Understanding your sexual blueprint can transform your sex life
It’s not uncommon for couples to have different blueprints. In fact, plenty of couples experience a mismatch. Similar to love languages, one person’s main blueprint is often the other person’s least desired or preferred blueprint, and vice versa.
The five erotic blueprints are energetic, sensual, sexual, kinky and shape-shifter.
The five erotic blueprints
The energetic blueprint is characterised by tease, anticipation and space. People with an energetic blueprint enjoy the build-up of sex. They may enjoy being teased throughout the day, concepts like tantric sex or synchronised breathing, being undressed by their partner’s eyes, and receiving dirty text messages.
"The energetic blueprint is characterised by tease, anticipation and space"
Basically, they require their engines to be warmed up.

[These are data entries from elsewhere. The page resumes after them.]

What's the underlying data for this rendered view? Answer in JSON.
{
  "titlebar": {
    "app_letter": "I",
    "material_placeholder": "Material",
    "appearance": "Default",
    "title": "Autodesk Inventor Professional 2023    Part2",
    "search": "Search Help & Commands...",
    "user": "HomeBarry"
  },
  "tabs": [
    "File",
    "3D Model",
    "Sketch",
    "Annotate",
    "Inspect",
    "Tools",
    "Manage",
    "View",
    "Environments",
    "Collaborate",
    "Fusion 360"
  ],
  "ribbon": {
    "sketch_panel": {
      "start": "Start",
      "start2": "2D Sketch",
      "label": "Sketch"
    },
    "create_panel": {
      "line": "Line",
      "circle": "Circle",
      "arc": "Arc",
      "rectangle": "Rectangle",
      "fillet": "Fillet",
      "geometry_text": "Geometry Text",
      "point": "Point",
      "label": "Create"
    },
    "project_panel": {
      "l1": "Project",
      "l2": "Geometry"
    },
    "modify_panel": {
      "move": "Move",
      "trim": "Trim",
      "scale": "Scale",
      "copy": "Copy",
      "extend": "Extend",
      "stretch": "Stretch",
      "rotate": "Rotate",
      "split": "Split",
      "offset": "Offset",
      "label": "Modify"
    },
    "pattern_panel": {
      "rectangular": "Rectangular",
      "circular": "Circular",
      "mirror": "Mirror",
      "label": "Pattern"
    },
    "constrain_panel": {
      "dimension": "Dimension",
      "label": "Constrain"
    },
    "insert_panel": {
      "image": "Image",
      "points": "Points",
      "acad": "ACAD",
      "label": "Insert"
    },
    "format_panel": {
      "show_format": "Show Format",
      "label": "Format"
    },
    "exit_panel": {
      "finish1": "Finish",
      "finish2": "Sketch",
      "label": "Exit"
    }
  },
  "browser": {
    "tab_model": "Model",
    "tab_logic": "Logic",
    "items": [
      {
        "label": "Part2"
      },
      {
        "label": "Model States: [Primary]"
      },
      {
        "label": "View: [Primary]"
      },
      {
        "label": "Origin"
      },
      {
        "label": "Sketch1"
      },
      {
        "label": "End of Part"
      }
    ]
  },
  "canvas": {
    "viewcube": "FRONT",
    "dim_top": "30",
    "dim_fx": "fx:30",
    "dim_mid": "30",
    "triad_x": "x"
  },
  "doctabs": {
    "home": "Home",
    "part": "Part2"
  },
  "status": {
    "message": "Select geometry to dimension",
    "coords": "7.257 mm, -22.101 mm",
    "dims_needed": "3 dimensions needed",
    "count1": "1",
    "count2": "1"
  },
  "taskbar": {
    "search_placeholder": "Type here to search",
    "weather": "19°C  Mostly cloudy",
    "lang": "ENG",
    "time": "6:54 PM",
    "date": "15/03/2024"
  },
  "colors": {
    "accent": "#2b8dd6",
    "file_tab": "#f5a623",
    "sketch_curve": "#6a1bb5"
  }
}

People with an energetic blueprint can easily be turned off by someone who dives into sex headfirst and being overly stimulated.
The sensual blueprint is characterised by the stimulation of the five senses. People with a sensual blueprint typically enjoy a careful curated scene—a clean room, scented candles, with rose petals on the bed. They may also enjoy anticipation and a sensual massage.
The sensual blueprint involves stimulation of the senses
They are usually turned off by unpleasant odours and a cluttered space; anything that assaults their senses.
The sexual blueprint is what we’re all familiar with because it is characterised by the things we see in the media. Sex for those with this blueprint is primal and to the point, and may involve porn consumption.
They like to keep things simple and go straight to pound town. They can be turned off by, or fail to understand, why there’s a need for convoluted concepts like synchronised breathing.
The kinky blueprint is characterised by things that are taboo. Taboo in this case is subjective, it doesn’t have to entail chains and whips if that’s not what you’re into.
"Taboo is subjective, it doesn’t have to entail chains and whips if that’s not what you’re into"
It’s also important to note that there is a psychological and physical aspect of the kinky blueprint. The psychological aspect involves fantasies, role-play, and dirty talk. The physical aspect involves toys, pain for pleasure, rough sex and safe and consensual restraints.
Finally, the shape-shifter blueprint is characterised by a desire/need for all of the previous four blueprints. Shape-shifters are typically unaware of their need for all four blueprints because they are good at matching their partner’s blueprint, and unaware of the shape-shifter blueprint in general.
Incorporating all four blueprints can look like draping the room with rose petals and scented candles, caressing the edges of your partner’s body and working your way to their sweet spot, massaging their genitals, and exploring one of your sexual fantasies.
Understanding each other's erotic blueprint can help strengthen your relationship
Erotic blueprints are not only a great way to gain insight into your partner’s or your own sexual wiring but are also a great way to enhance the quality of your sex life. Many people think the key to better sex is trying out adventurous positions or having sex in various taboo locations, but this isn’t always necessary. Simply being aware of your blueprint and your partner’s blueprint, and finding a way to meet both of your needs is enough.
But don’t just take my word for it, take the test and discover your erotic blueprint and see if it changes how you conceptualise and approach sex.